Becher überprüfte seine Waffe, obwohl er mit der Mechanik einige Schwierigkeiten hatte, weil die Gelenke seiner Hand aufgrund seines Alters ihren Dienst nicht mehr so effizient erfüllten wie früher. Aber er würde imstande sein, die Waffe im Notfall zu bedienen.

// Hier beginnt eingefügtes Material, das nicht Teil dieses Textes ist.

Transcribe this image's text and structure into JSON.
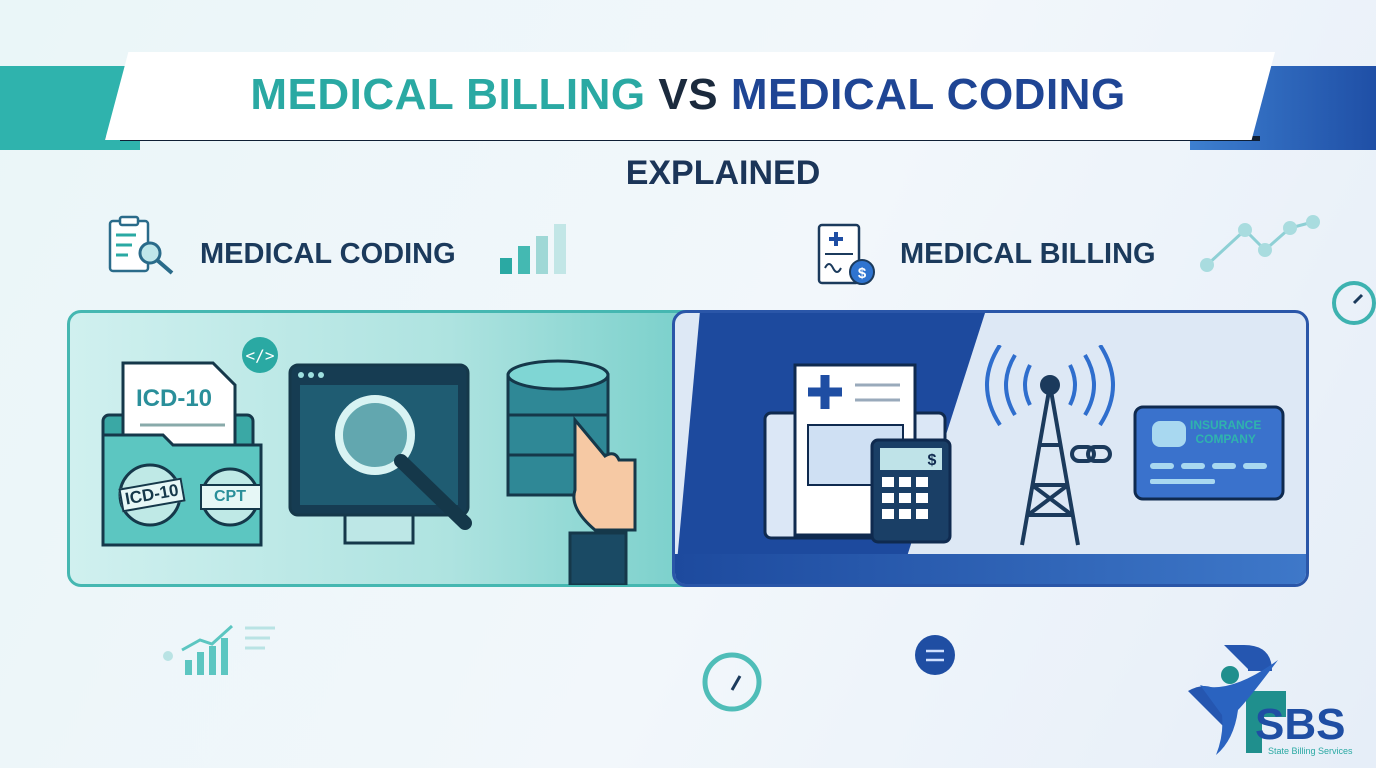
{
  "title": {
    "part1": "MEDICAL BILLING",
    "part2": "VS",
    "part3": "MEDICAL CODING",
    "subtitle": "EXPLAINED"
  },
  "colors": {
    "teal": "#2aa9a3",
    "navy": "#1b3a5c",
    "blue": "#1f4594"
  },
  "coding": {
    "heading": "MEDICAL CODING",
    "icon": "clipboard-search-icon",
    "doc_label": "ICD-10",
    "stamp1": "ICD-10",
    "stamp2": "CPT"
  },
  "billing": {
    "heading": "MEDICAL BILLING",
    "icon": "medical-bill-dollar-icon",
    "calc_symbol": "$",
    "card_text1": "INSURANCE",
    "card_text2": "COMPANY"
  },
  "logo": {
    "name": "SBS",
    "tagline": "State Billing Services"
  }
}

»Ich nehme an, Sie haben einen Plan«, merkte Becher in einem Ton an, der mehr nach einer Feststellung als nach einer Frage klang.

»Ja und nein«, antwortete Kimball.

»Ja und nein?«

»Da draußen wartet noch ein zweiter Hubschrauber. Ich darf ihnen nicht gestatten, diesen zu besteigen. Außerdem muss ich nach vorn in den Führerstand, um die Behörden zu verständigen. Wahrscheinlich haben wir noch immer keinen Handyempfang. Aber ich nehme an, dass sie über Satellitenverbindung verfügen.«

»Kimball, wir sind in der Unterzahl und ihnen unterlegen.«

»Es sind noch vier Gegner übrig.«

»Ist das alles?«, fragte Becher mit einer Spur Sarkasmus.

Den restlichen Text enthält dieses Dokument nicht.